Indictments filed against Russian intelligence officials by the Justice Department on Friday completely trumped news coverage of the president’s meeting with Queen Elizabeth II.
Media outlets turned their attention away from the royal proceedings at Windsor Castle to focus on the announcement from Deputy Attorney General Rod Rosenstein.
The charges were brought against Russian officials for meddling in the 2016 U.S. election and largely dealt with computer hacks into candidate Hillary Clinton’s emails and Democratic party computer systems.
Officials reportedly posed as a lone Romanian hacker named “Guccifer 2.0” and communicated with an insider regularly in touch with senior members of Trump’s campaign. Roger Stone, a Trump ally, is widely thought to be the person who gave information to hurt Clinton’s run for president.
These indictments could also put U.S. congressional candidate in hot water for reaching out to Guccifer 2.0 to obtain documents related to Trump’s Democratic adversary in the election.
Charges claim that they were sent 2.5 gigabytes of data “stolen from the DCCC to a then-registered state lobbyist and online source of political news.”
The documents do not specifically name the candidate or reveal if they are currently serving in Congress.
“The timing is a function of the collection of the facts, the evidence, the law and a determination that it was sufficient to present the indictment at this time,” Rosenstein said Friday according to The Seattle Times.
The charges filed by the Justice Department also arrived three days before President Trump’s one-on-one meeting with Russian President Vladimir Putin in Helsinki. Rosenstein reportedly told Trump about the indictments earlier in the week but didn’t to reveal the president’s response.
Trump has always wanted a harmonious relationship with Putin and shared his view during his European trip for the NATO summit.
“He’s been very nice to me the times I’ve met him. I’ve been nice to him. He’s a competitor. You know, somebody was saying, ‘Is he an enemy?’ No, he’s not my enemy. ‘Is he a friend?’ No, I don’t know him well enough,” he said Thursday following the summit Mic Network reports.

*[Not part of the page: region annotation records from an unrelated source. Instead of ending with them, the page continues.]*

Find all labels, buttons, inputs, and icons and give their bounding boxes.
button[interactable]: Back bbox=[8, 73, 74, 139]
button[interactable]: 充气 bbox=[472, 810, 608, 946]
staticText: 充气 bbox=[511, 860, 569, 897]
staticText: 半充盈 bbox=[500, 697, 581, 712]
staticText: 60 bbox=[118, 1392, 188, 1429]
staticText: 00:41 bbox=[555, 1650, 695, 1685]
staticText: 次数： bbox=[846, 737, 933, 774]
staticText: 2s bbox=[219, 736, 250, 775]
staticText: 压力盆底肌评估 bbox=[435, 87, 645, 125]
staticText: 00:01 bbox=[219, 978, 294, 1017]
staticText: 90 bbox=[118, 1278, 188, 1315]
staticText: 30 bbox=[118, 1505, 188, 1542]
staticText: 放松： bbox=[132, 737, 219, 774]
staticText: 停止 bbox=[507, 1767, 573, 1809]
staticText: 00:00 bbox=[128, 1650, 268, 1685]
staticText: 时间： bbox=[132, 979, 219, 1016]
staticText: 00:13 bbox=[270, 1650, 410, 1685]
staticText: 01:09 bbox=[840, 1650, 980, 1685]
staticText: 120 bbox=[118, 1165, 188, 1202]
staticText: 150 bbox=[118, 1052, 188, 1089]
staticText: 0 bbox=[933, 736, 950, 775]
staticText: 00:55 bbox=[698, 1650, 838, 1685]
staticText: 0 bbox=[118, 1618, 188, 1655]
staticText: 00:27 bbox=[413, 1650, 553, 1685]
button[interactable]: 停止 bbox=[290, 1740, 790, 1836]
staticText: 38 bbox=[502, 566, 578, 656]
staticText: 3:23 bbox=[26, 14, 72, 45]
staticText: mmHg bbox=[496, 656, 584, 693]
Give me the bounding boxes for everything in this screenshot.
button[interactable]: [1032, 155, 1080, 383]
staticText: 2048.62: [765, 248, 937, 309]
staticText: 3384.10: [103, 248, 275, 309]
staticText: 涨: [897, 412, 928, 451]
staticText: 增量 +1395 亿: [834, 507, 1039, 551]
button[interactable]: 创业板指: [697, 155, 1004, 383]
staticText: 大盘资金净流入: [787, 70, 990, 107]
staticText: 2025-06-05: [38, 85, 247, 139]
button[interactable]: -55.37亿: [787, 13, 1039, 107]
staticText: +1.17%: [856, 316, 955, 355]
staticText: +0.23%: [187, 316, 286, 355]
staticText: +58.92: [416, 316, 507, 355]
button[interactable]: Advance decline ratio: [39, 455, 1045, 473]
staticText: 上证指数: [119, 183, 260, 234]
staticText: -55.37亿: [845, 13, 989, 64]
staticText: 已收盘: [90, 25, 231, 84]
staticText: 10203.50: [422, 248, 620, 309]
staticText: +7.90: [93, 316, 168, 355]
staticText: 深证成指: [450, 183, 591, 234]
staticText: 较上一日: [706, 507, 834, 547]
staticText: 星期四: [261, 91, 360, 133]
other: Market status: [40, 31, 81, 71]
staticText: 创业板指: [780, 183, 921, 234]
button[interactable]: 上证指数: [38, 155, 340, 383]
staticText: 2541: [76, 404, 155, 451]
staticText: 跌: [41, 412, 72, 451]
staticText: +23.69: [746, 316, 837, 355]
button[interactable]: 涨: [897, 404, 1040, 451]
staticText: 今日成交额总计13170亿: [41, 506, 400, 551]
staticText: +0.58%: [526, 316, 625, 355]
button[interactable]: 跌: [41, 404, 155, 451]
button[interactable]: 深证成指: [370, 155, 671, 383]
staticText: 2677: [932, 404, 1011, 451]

He added, “But the couple of times that I’ve gotten to meet him, we got along very well. You saw that.”
The Department of Justice is also claiming that the Russian hackers tried to penetrate email accounts used by Clinton’s office in 2016. The attempted breach followed a news conference in July 2016 where Trump said to Russia “I hope you’re able to find the 30,000 emails that are missing.”